Breves anotações sobre o Contrato de Namoro

Por Márcio Jardim Matos

Contrato de Namoro ganha destaque no cenário jurídico.

Com o advento da revolução sexual as relações amorosas ganharam novos contornos, passando a ter uma relação mais intensa entre casais, mesmo sem qualquer tipo de formalização da relação em comum. O que antes acontecia por meio do casamento e do concubinato, com a promulgação da Constituição também passou a ocorrer na união estável, e com o alargamento das liberdades individuais passou também a ocupar o namoro.


Diante disso, a diferenciação entre namoro e união estável passou a ser matéria de realização dificultosa nos processos de família, eis que muitas vezes a diferenciação vem a ocorrer apenas por meio da (in)existência de apenas um dos requisitos dispostos em lei. Por essa razão, vem ganhando contorno no direito pátrio a figura do contrato de namoro como forma de estabelecer uma clara distinção com a união estável, motivo pelo qual passaremos a abordar algumas particularidades dos referidos institutos.

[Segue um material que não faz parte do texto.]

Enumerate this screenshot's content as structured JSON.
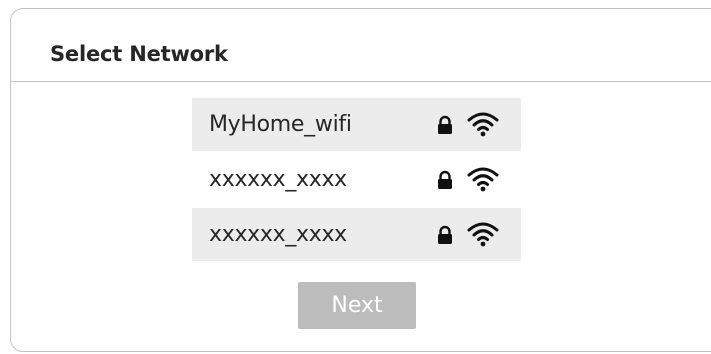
{
  "dialog": {
    "title": "Select Network"
  },
  "networks": [
    {
      "name": "MyHome_wifi",
      "secured_icon": "lock-icon",
      "signal_icon": "wifi-icon",
      "highlighted": true
    },
    {
      "name": "xxxxxx_xxxx",
      "secured_icon": "lock-icon",
      "signal_icon": "wifi-icon",
      "highlighted": false
    },
    {
      "name": "xxxxxx_xxxx",
      "secured_icon": "lock-icon",
      "signal_icon": "wifi-icon",
      "highlighted": true
    }
  ],
  "actions": {
    "next_label": "Next"
  },
  "colors": {
    "row_shade": "#ececec",
    "button_disabled": "#bcbcbc",
    "border": "#c4c4c4",
    "text": "#262626"
  }
}
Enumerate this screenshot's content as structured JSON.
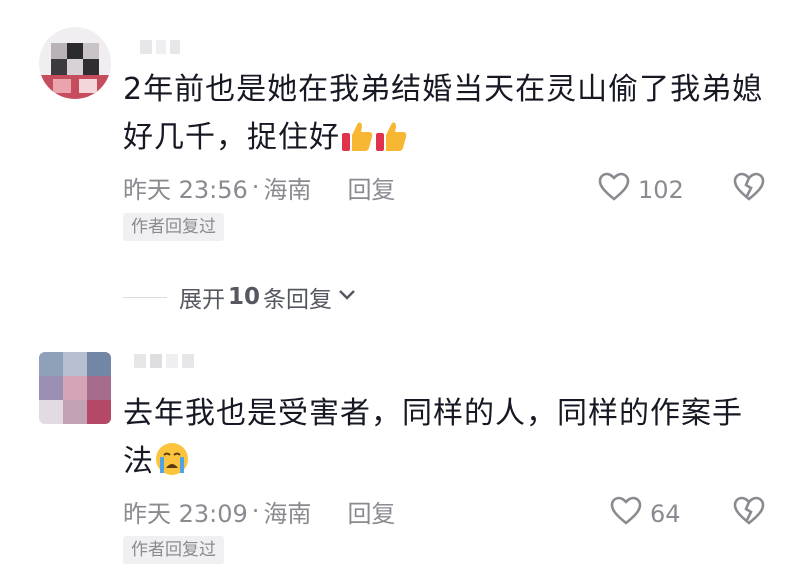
{
  "comments": [
    {
      "text_line1": "2年前也是她在我弟结婚当天在灵山偷了我弟媳",
      "text_line2": "好几千，捉住好",
      "emojis": [
        "thumbs-up-icon",
        "thumbs-up-icon"
      ],
      "time": "昨天 23:56",
      "separator": "·",
      "location": "海南",
      "reply_label": "回复",
      "likes": "102",
      "badge": "作者回复过"
    },
    {
      "text_line1": "去年我也是受害者，同样的人，同样的作案手",
      "text_line2": "法",
      "emojis": [
        "crying-face-icon"
      ],
      "time": "昨天 23:09",
      "separator": "·",
      "location": "海南",
      "reply_label": "回复",
      "likes": "64",
      "badge": "作者回复过"
    }
  ],
  "expand_replies": {
    "label": "展开",
    "count": "10",
    "suffix": "条回复"
  },
  "colors": {
    "text": "#161823",
    "meta": "#8a8b91",
    "badge_bg": "#f0f0f2"
  }
}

Primeiramente, convém traçarmos algumas linhas sobre a união estável que está disposta na Constituição Federal (art. 226, § 3º[1]) e conceituada no art. 1.723 do Código Civil que estabelece:


Art. 1.723. É reconhecida como entidade familiar a união estável entre o homem e a mulher, configurada na convivência pública, contínua e duradoura e estabelecida com o objetivo de constituição de família.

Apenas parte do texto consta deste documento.